The International Confederation of Free Trade Unions has written to President Suharto condemning the detention of Muchtar Pakpahan, the country's most prominent independent union leader, accused by the government of helping to mastermind the pro-democracy rioting and charged with "subversion".
Mr Pakpahan is being held under the Anti-Subversion Act, which outlaws anyone "disseminating feelings of hostility or arousing dissension, conflict, disorder, disturbances or anxiety" or "disturbing ... industry, production, distribution, commerce or transport". The maximum penalty for those convicted is death by firing squad, and the average sentence is 10 years imprisonment. Under the Act, suspects can be held indefinitely without trial.
According to Amnesty International, "the exceptional powers granted to the military and the prosecution under this law, and the heavy restrictions it imposes on detainees' rights, make serious human rights violations almost inevitable". In 1993, the United Nations Commission on Human Rights urged the repeal of the law, and until this week its use was becoming more rare.
Mr Pakpahan's arrest warrant said that he was being questioned as part of an investigation into Budiman Sudjatmiko, the leader of the People's Democratic Party (PRD) which is accused by the government of fomenting the weekend riots as part of an effort to overthrow the government.

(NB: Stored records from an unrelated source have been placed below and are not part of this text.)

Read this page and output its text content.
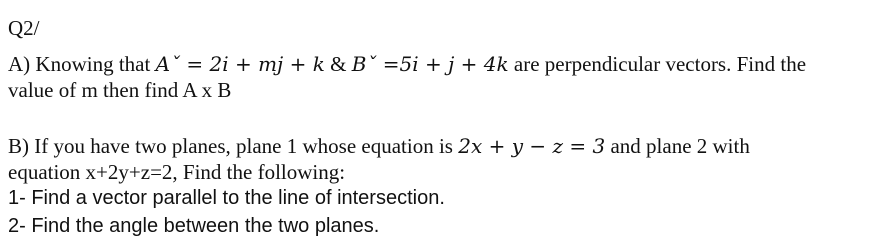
Q2/
A) Knowing that Aˇ = 2i + mj + k & Bˇ =5i + j + 4k are perpendicular vectors. Find the
value of m then find A x B
B) If you have two planes, plane 1 whose equation is 2x + y − z = 3 and plane 2 with
equation x+2y+z=2, Find the following:
1- Find a vector parallel to the line of intersection.
2- Find the angle between the two planes.
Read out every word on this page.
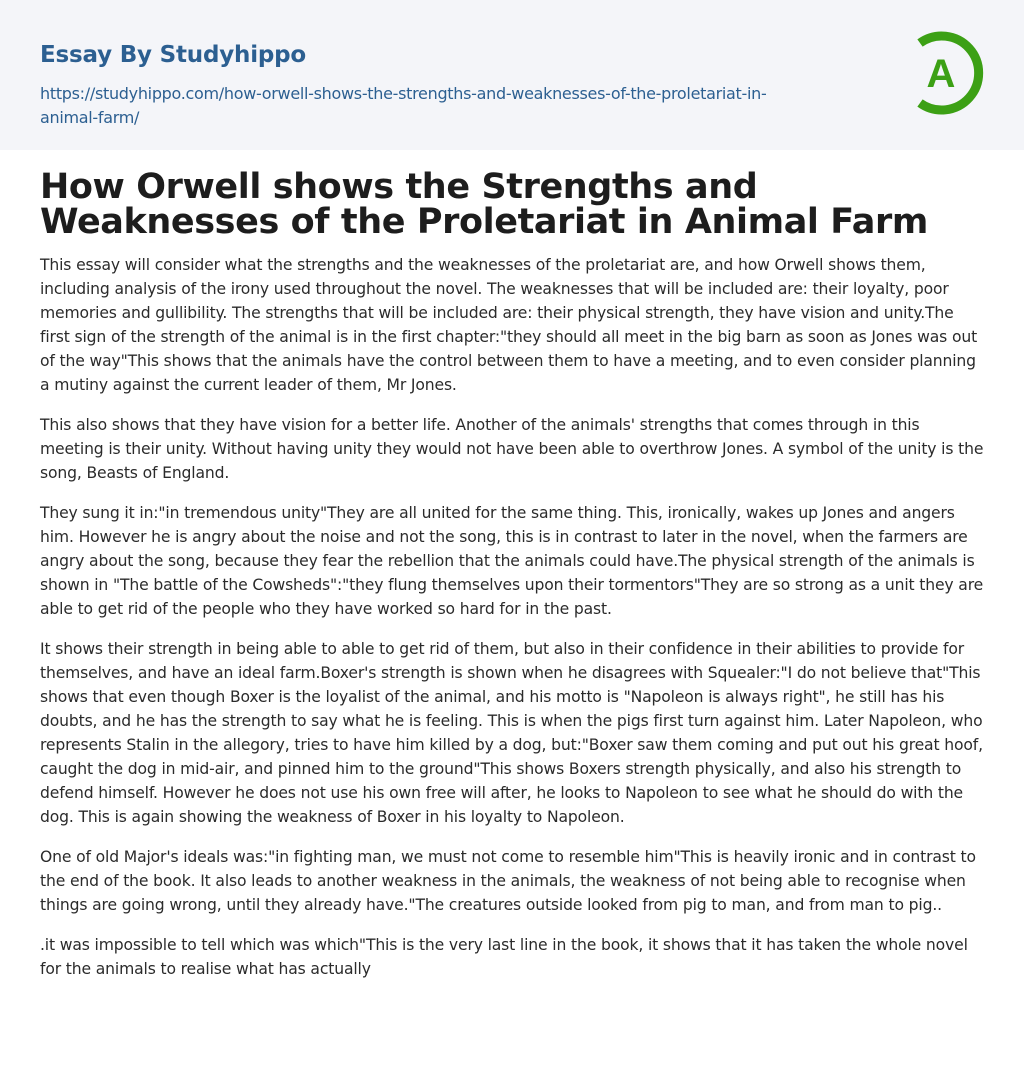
Essay By Studyhippo

https://studyhippo.com/how-orwell-shows-the-strengths-and-weaknesses-of-the-proletariat-in-animal-farm/
A
How Orwell shows the Strengths and Weaknesses of the Proletariat in Animal Farm

This essay will consider what the strengths and the weaknesses of the proletariat are, and how Orwell shows them, including analysis of the irony used throughout the novel. The weaknesses that will be included are: their loyalty, poor memories and gullibility. The strengths that will be included are: their physical strength, they have vision and unity.The first sign of the strength of the animal is in the first chapter:"they should all meet in the big barn as soon as Jones was out of the way"This shows that the animals have the control between them to have a meeting, and to even consider planning a mutiny against the current leader of them, Mr Jones.

This also shows that they have vision for a better life. Another of the animals' strengths that comes through in this meeting is their unity. Without having unity they would not have been able to overthrow Jones. A symbol of the unity is the song, Beasts of England.

They sung it in:"in tremendous unity"They are all united for the same thing. This, ironically, wakes up Jones and angers him. However he is angry about the noise and not the song, this is in contrast to later in the novel, when the farmers are angry about the song, because they fear the rebellion that the animals could have.The physical strength of the animals is shown in "The battle of the Cowsheds":"they flung themselves upon their tormentors"They are so strong as a unit they are able to get rid of the people who they have worked so hard for in the past.

It shows their strength in being able to able to get rid of them, but also in their confidence in their abilities to provide for themselves, and have an ideal farm.Boxer's strength is shown when he disagrees with Squealer:"I do not believe that"This shows that even though Boxer is the loyalist of the animal, and his motto is "Napoleon is always right", he still has his doubts, and he has the strength to say what he is feeling. This is when the pigs first turn against him. Later Napoleon, who represents Stalin in the allegory, tries to have him killed by a dog, but:"Boxer saw them coming and put out his great hoof, caught the dog in mid-air, and pinned him to the ground"This shows Boxers strength physically, and also his strength to defend himself. However he does not use his own free will after, he looks to Napoleon to see what he should do with the dog. This is again showing the weakness of Boxer in his loyalty to Napoleon.

One of old Major's ideals was:"in fighting man, we must not come to resemble him"This is heavily ironic and in contrast to the end of the book. It also leads to another weakness in the animals, the weakness of not being able to recognise when things are going wrong, until they already have."The creatures outside looked from pig to man, and from man to pig..

.it was impossible to tell which was which"This is the very last line in the book, it shows that it has taken the whole novel for the animals to realise what has actually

The ICFTU issued a statement condemning the "harassment and intimidation of Pakpahan for carrying out his legitimate trade union activities". Bill Jordan, former president of the Amalgamated Engineering and Electrical Union in Britain and now general secretary of the ICFTU, told Mr Suharto that unions around the world were "extremely concerned" about the prisoner's mental and physical safety.
Mr Jordan reminded the Indonesian President that Mr Pakpahan had been subjected over several years to detention, intimidation and harassment for carrying out legitimate trade union activities. The actions of the Indonesian government were in violation of internationally established conventions on human and trade union rights as endorsed by the UN's Internal Labour Organisation to which Indonesia is a signatory, Mr Jordan said.
Confederation representatives were dispatched to Indonesia in 1994 after the union leader was jailed for four years, later extended to five, for alleged subversion. He was released after nine months following international pressure.
A spokesman for the American embassy in Jakarta said: "We continue to be deeply concerned about the apparent violation of basic rights of freedom of peaceable assembly, freedom of speech, freedom of association, respect for rule of law and the democratic process, and call on the Indonesian government to ensure that all those arrested and detained, including Muchtar Pakpahan, are given due process." But US human rights groups are calling on the government to end all weapons sales to the Suharto regime. Washington did go some way down that road last week when it announced a ban on the sale of armoured personnel carriers and crowd control equipment.
"This new ban on armoured vehicles sets an important precedent," said Charles Scheiner of the East Timor Action Network, which monitors human rights in Indonesia. "It represents an acceptance on the part of the State Department of the principle that withholding weapons sales can advance human rights. This principle should be taken to its logical conclusion by banning all weapons exports to Indonesia."
Human rights groups believe that Washington will refrain from taking tough action against Indonesia for fear of jeopardising US business interests there. The New York Times said in an editorial yesterday: "The United States, which has been quicker to see Indonesia as an emerging market than an emerging democracy, must use its considerable influence to discourage reflexive repression and encourage timely change." There was more than $40bn of foreign investment in Indonesia last year.